AUSTIN (Nexstar) — Several Texas laws passed in 2021 will have an impact on Texas politics and voters’ decisions for years to come.
That includes the most restrictive abortion law in the nation, new voting regulations and bills to fix our power grid after its failure in February.
“Usually the legislature in Texas is somewhat limited in how much they can accomplish in 140 day session. But this year, we had three special sessions, and a really strong appetite, especially among Republican legislators to make this extremely, if not one of the most conservative sessions that Texas has ever seen,” Joshua Blank with the Texas Politics Project explained.
The Texas abortion law, Senate Bill 8, made national headlines this year. It allows citizens to sue anyone who aids or abets an abortion after fetal cardiac activity is detected in the womb, which happens as early as six weeks into a pregnancy.
It’s still in effect, for now, after the U.S. Supreme Court sent it back to work its way through district court in Texas.
But a future Supreme Court decision in the spring, on the Mississippi Dobbs case, could make the topic a pivotal campaign point in 2022.
That’s because Texas has another law already in place, stating if the high court overturns Roe versus Wade, all abortions in Texas will be banned.
“If the Supreme Court makes a decision that essentially leads Texas to outlaw the practice of abortion in the state, it’s going to be hard for it not to be center stage as one of the issues in the 2022 campaigns,” Blank said.
Texas also passed new voting regulations this year, banning 24-hour and drive-thru voting, and adding requirements for voting by mail.
Blank says he expects Democrats to keep this issue at the forefront of their campaigns – trying to garner support at the national level to walk back some of Texas’ restrictions.

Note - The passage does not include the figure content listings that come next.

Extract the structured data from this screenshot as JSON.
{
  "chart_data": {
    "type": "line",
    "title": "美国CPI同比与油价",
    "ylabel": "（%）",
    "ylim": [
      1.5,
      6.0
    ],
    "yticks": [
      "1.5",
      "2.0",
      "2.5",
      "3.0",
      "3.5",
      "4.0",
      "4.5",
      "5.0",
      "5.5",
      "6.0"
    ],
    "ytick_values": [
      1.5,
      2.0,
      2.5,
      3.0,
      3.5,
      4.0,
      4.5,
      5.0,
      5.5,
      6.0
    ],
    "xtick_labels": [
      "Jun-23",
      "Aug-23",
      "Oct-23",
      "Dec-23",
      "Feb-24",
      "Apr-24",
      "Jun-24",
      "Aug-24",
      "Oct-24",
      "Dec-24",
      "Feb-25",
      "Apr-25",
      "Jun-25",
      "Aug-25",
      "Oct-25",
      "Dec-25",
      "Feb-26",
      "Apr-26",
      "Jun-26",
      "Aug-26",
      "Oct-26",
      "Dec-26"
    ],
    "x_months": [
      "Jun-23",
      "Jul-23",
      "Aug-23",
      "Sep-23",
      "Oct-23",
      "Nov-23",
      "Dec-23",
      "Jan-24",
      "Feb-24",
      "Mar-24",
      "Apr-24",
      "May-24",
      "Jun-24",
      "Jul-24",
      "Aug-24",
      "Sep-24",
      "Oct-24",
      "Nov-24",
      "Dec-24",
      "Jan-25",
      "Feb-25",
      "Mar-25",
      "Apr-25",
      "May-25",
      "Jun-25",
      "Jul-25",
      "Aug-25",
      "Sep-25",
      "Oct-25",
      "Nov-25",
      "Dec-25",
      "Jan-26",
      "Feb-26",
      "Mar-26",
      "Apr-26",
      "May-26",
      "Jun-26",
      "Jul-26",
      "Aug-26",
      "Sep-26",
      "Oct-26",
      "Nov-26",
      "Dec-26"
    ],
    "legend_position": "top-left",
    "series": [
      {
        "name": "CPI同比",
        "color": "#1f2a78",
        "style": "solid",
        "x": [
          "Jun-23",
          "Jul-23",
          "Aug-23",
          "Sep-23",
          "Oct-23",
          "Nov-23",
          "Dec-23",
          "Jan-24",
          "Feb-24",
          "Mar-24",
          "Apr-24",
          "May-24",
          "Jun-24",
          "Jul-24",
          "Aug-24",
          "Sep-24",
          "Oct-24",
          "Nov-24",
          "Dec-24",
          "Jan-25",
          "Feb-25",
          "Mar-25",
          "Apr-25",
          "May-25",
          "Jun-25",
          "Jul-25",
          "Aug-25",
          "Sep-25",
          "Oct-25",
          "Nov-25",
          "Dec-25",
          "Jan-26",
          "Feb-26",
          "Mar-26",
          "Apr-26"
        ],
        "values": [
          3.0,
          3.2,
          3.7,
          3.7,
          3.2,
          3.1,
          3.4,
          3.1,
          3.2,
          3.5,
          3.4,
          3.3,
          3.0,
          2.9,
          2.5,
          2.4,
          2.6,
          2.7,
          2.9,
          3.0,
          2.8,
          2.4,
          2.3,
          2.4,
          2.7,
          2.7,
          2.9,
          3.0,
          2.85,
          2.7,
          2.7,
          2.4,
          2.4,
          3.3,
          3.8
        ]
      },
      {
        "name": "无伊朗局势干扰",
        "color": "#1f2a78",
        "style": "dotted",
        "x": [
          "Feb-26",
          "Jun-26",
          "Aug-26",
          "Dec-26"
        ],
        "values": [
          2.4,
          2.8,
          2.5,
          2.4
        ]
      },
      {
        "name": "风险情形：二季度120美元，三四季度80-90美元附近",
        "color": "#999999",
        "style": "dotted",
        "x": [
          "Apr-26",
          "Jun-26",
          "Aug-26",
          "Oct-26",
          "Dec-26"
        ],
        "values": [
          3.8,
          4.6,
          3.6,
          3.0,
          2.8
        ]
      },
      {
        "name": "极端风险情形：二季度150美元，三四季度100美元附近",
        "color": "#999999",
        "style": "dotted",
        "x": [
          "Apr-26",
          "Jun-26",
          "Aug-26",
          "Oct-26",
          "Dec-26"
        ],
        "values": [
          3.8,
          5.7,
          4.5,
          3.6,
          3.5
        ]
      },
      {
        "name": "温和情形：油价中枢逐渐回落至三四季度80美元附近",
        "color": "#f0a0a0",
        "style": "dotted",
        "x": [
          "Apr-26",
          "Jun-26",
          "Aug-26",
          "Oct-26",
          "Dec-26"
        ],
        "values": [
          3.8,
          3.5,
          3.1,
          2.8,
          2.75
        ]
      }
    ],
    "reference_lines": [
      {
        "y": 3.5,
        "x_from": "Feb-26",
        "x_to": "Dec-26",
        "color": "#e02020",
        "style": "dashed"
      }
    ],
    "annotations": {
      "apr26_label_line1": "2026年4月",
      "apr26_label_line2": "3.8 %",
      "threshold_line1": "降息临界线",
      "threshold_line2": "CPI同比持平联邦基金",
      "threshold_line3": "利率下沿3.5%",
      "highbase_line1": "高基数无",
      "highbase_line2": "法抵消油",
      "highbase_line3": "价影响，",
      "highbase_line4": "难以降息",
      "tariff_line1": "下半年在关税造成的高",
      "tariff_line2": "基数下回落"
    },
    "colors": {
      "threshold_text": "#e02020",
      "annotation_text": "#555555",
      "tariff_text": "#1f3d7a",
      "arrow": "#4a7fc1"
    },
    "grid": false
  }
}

“As long as Democrats at the national level can’t come to terms with whether or how to address voting rights, it’s going to remain a part of the conversation,” Blank said, adding that the topic is also a big motivator for Democratic voters to get to the polls.
Another issue lawmakers tackled that affected millions of Texans last February: the failure of our power grid.
“We should expect democrats to continue talking about the winter storm in the aftermath because they want to make the ’22 election as much as they can a referendum on the incumbent administration, both Governor Abbott and Republicans in the legislature,” Blank said.
In fact, Democrats are already attacking Republicans, saying the bills passed to fix the grid won’t do enough.
“We need to fix the grid, which means weatherizing every single aspect of power supply from the generators, you know, owned and operated by the utilities to the actual supply of power, including, most importantly, the gas supply in Texas,” Democratic gubernatorial candidate Beto O’Rourke said this week.
But the Governor and ERCOT both said this week the bills that were passed that require most entities to weatherize, but not all – will keep the lights on this winter.
When the bills were first signed by the governor in June, he said, “Bottom line is that everything that needed to be done was done to fix the power grid and texas.”
Blank said that voters’ decisions on the power grid will be heavily dependent on the winter Texas sees in 2022, and how the grid fares.